I'm sure somebody else knows a lot more than I do, but this document might get you started: http://www.tldp.org/HOWTO/MP3-HOWTO.html
Basically (as I understand it anyway), to do more than just send the file via HTTP and have the listener listen as it downloads, you need software running on the server to stream it (like Icecast, for example). I don't remember DreamHost having any of these installed, and since they would need a port on a shared server, I'm doubting that you'll be able to. If you had a dedicated server, that'd be different, of course, and I could be entirely wrong.

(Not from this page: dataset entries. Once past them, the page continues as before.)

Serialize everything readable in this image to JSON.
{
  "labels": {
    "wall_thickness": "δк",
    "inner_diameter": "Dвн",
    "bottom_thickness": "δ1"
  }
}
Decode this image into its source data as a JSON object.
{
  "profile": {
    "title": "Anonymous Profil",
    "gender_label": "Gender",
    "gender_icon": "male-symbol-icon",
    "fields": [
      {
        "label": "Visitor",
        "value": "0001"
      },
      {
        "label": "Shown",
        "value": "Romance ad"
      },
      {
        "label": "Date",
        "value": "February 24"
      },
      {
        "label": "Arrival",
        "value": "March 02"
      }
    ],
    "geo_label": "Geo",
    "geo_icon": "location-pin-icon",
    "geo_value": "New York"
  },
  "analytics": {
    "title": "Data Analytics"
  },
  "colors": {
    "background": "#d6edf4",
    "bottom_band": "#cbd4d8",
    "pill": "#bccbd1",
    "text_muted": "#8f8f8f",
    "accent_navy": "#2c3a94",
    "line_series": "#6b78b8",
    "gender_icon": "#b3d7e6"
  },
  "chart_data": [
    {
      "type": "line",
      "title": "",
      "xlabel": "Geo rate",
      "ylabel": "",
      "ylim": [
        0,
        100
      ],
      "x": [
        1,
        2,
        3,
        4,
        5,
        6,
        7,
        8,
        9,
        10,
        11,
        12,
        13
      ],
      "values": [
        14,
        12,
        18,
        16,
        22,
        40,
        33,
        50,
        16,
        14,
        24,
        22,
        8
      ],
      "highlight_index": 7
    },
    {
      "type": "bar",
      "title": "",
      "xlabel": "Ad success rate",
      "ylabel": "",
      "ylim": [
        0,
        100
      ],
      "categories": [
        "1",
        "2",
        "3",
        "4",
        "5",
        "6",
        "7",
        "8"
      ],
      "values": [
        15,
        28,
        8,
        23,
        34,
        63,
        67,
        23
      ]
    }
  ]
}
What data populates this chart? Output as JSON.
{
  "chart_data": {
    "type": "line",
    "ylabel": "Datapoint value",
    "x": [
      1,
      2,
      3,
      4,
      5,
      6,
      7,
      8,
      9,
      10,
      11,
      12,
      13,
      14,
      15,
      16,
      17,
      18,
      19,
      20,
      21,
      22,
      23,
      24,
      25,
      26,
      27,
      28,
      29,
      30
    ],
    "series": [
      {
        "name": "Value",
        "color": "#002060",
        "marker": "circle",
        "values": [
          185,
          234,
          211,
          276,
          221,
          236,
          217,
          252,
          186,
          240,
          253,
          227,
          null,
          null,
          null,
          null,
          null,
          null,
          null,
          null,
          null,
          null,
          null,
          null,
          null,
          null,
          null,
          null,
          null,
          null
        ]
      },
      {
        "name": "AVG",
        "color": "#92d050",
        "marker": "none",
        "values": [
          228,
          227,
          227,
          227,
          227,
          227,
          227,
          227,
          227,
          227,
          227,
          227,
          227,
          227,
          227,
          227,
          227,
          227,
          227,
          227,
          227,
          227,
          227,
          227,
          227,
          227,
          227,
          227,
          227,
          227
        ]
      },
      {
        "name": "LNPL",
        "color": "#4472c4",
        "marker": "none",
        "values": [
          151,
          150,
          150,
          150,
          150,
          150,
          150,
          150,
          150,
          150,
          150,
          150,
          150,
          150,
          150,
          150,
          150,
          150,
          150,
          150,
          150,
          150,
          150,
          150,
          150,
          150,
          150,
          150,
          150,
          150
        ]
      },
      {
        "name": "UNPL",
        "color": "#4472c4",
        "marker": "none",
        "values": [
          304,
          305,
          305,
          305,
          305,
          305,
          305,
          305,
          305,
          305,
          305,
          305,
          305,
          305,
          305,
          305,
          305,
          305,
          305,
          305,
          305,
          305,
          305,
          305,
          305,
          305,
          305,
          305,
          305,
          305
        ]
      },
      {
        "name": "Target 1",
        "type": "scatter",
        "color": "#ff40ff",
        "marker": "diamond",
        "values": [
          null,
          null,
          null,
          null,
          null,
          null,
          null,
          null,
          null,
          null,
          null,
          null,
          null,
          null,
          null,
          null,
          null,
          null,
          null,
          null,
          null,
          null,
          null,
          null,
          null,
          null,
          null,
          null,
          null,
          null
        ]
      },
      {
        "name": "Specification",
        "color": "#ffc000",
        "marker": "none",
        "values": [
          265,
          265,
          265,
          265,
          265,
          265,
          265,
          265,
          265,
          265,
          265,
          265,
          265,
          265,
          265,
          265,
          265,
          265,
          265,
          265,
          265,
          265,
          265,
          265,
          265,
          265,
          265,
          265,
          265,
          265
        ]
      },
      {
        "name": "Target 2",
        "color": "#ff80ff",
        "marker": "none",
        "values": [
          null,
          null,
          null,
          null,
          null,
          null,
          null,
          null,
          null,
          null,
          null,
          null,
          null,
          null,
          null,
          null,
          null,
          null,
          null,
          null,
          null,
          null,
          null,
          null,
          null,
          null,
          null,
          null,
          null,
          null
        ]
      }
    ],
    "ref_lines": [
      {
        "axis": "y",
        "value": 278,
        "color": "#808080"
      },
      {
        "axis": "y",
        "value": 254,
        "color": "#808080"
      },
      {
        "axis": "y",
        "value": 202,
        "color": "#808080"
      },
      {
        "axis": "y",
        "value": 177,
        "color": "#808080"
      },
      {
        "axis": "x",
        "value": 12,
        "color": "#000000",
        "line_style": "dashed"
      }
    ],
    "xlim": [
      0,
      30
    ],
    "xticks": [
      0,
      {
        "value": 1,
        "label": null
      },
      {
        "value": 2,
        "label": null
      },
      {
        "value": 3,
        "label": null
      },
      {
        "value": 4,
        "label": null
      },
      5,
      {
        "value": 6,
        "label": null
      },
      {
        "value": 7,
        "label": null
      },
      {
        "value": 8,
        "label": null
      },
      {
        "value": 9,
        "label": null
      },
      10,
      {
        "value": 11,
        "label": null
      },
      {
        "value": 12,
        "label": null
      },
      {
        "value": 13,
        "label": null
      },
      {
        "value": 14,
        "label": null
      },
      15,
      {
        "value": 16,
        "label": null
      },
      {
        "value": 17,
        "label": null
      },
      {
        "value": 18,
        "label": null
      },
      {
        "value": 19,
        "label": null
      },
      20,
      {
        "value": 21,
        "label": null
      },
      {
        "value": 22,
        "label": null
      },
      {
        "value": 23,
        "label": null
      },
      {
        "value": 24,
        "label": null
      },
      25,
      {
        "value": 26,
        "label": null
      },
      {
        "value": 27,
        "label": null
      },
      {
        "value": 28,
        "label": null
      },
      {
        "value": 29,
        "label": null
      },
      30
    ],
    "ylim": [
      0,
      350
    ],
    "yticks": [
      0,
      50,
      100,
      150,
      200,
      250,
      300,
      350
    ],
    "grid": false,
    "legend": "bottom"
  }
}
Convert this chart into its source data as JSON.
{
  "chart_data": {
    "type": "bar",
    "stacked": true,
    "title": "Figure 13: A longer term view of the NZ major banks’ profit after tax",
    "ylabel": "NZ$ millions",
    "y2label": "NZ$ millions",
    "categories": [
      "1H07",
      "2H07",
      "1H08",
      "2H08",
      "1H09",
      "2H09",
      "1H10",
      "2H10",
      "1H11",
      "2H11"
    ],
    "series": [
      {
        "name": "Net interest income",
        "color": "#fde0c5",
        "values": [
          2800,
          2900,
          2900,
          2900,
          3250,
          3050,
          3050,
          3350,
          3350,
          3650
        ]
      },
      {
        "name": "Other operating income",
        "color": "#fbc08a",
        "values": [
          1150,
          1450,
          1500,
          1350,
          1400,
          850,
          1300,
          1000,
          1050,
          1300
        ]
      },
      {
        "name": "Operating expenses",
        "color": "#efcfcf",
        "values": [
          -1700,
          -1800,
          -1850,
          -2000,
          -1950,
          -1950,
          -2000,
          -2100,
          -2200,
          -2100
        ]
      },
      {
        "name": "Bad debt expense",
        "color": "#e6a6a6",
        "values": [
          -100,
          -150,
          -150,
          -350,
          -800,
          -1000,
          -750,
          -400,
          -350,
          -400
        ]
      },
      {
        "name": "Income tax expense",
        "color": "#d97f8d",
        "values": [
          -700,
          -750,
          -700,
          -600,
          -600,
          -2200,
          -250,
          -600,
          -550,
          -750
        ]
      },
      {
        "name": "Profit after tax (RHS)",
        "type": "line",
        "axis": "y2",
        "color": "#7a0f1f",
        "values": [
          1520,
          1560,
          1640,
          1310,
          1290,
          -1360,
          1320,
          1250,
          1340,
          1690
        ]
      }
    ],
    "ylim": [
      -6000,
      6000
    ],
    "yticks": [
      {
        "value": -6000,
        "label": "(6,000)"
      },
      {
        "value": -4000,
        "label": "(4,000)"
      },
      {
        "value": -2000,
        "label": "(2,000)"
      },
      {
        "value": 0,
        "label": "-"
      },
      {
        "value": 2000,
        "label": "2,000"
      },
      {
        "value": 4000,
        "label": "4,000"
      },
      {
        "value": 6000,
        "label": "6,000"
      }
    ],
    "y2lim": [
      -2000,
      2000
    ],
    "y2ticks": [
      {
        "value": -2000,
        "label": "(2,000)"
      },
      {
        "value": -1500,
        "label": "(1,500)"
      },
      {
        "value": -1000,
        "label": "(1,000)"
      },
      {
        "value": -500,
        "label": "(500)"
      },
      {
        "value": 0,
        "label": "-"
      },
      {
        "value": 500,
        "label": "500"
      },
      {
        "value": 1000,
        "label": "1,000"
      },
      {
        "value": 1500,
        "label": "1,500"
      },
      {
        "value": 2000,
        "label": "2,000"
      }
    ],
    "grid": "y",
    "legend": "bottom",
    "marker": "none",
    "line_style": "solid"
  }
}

Your other option would be streaming QuickTime audio; if you're on any plan other than the basic L1 version, you've got access to QuickTime streaming, which in my experience works quite well. You even have the option of just packaging the quicktime file as a stream-ready file (can't remember the settings right now) and embedding it in a page, at which point it will download via HTTP and play live as soon as it's buffered a bit--no special set up required.
Of course, QT streaming is going to require you use qdesign music or Qualcomm PureVoice for compression, and your users are going to need Quicktime installed (not that big a deal if you ask me). Not quite as "cool" as MP3 streaming, and not as flexible for the end user, but not bad.
Although you can't package an MP3 as a QuickTime file for streaming (as far as I know, anyway, though I could be wrong), you can use MP4 audio, which has very nice quality and is included in QT6 (preview only, currently, but at least its available free now for Mac and Win platforms). MP4 is more than likely going to be a common standard format, so in a while those files might be as end-user flexible as MP3s (though the MPEG consortium is trying hard to hold it so tight it strangles).
Anyway, I hope that helps a bit, but one more word of caution: if you've got plenty of money for bandwidth or aren't expecting a lot of listeners, no problem, but if you're on a tight budget, be careful. 50 people listening to 5 minutes of 128kbps music per day adds up to 7 or so GB of data transfer; get really popular, and things could get expensive quickly.